EDR stands for EQUIVALENT DIRECT RADIATION.  That is an architect’s term to express the heat load on a steam heating system in a building and is expressed in so many thousands of square feet.

The specific definition is: “The surface area on a radiator that will give off 240 BTUs per hour of heat when surrounded by 70 degree F air and filled with 215 degree F steam”.

This means that when the building was originally designed, the radiation was sized for a 215 degree F steam temperature.

There is a direct relationship between steam temperature and steam pressure.  As steam pressure rises, so does it’s temperature.

If we look at a chart showing the pressure/temperature relationship of steam, we find that at 1 PSI, steam has 216 degrees F of temperature.  What this means is, if we have 216 degrees F (1 PSI) of steam out at the farthest point in the system, then all we need at the boiler is enough extra pressure to make up for any pressure losses through the system.

In practical terms, we can run our boiler to shut off at 2 PSI and come on at 1/2 PSI.  You can raise it little if you need to but that should be enough.

Now, what about pumps?  A vacuum or condensate pump is a machine designed to move a fluid (air or condensate) at a certain flow rate (CFM or GPM) at a certain pressure (″Hg. vacuum or PSI, pressure).

Most pump manufacturers’ catalogs will show their offerings for certain EDR ratings but it is important to understand that PUMPS DON’T HAVE EDR, BUILDINGS DO!

The various pump manufacturers will use flow rates which in their judgement are adequate for a given EDR load, but these will vary between manufacturers.  Many times in the case of vacuum pumps, these ratings are marginal and may not prove satisfactory.  This is especially true in an older building that has developed a few air and trap leaks.
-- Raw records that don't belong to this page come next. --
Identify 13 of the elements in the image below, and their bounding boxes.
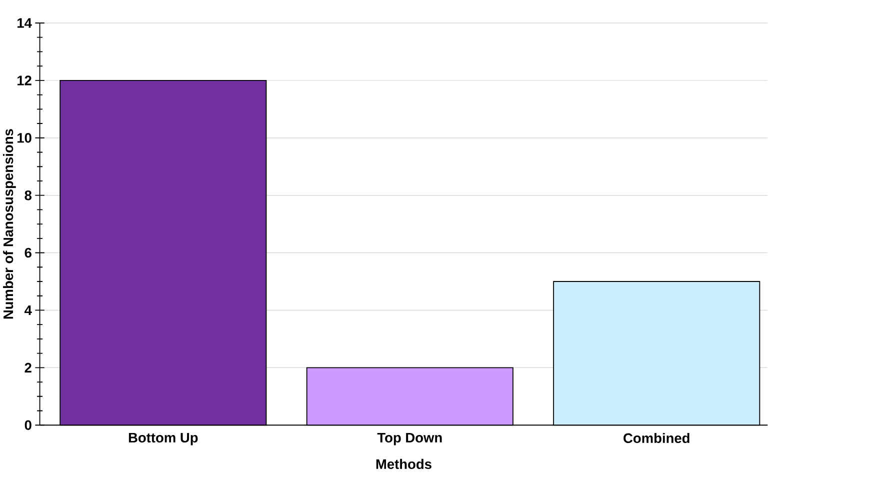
y-tick-label: 2 bbox=[24, 362, 32, 372]
y-tick-label: 12 bbox=[18, 75, 32, 85]
y-tick-label: 10 bbox=[18, 132, 32, 143]
y-tick-label: 14 bbox=[18, 18, 32, 28]
y-tick-label: 4 bbox=[24, 305, 32, 315]
x-tick-label: Bottom Up bbox=[128, 432, 198, 446]
x-axis-title: Methods bbox=[376, 458, 432, 469]
y-tick-label: 8 bbox=[24, 190, 32, 200]
x-tick-label: Combined bbox=[624, 432, 690, 443]
x-tick-label: Top Down bbox=[377, 432, 442, 446]
y-tick-label: 6 bbox=[24, 248, 32, 258]
y-tick-label: 0 bbox=[24, 420, 32, 430]
y-axis-title: Number of Nanosuspensions bbox=[3, 128, 16, 318]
The important thing to consider when choosing a vacuum or condensate pump is not the EDR rating but the flow capacity.  This is especially true in the case of vacuum pumps because there is no direct formula you can use to size the vacuum pump on a steam system.  Experience and judgement must be used.  ONE THING IS CERTAIN, IT IS DIFFICULT TO ERR IN PROVIDING TOO MUCH AIR CAPACITY.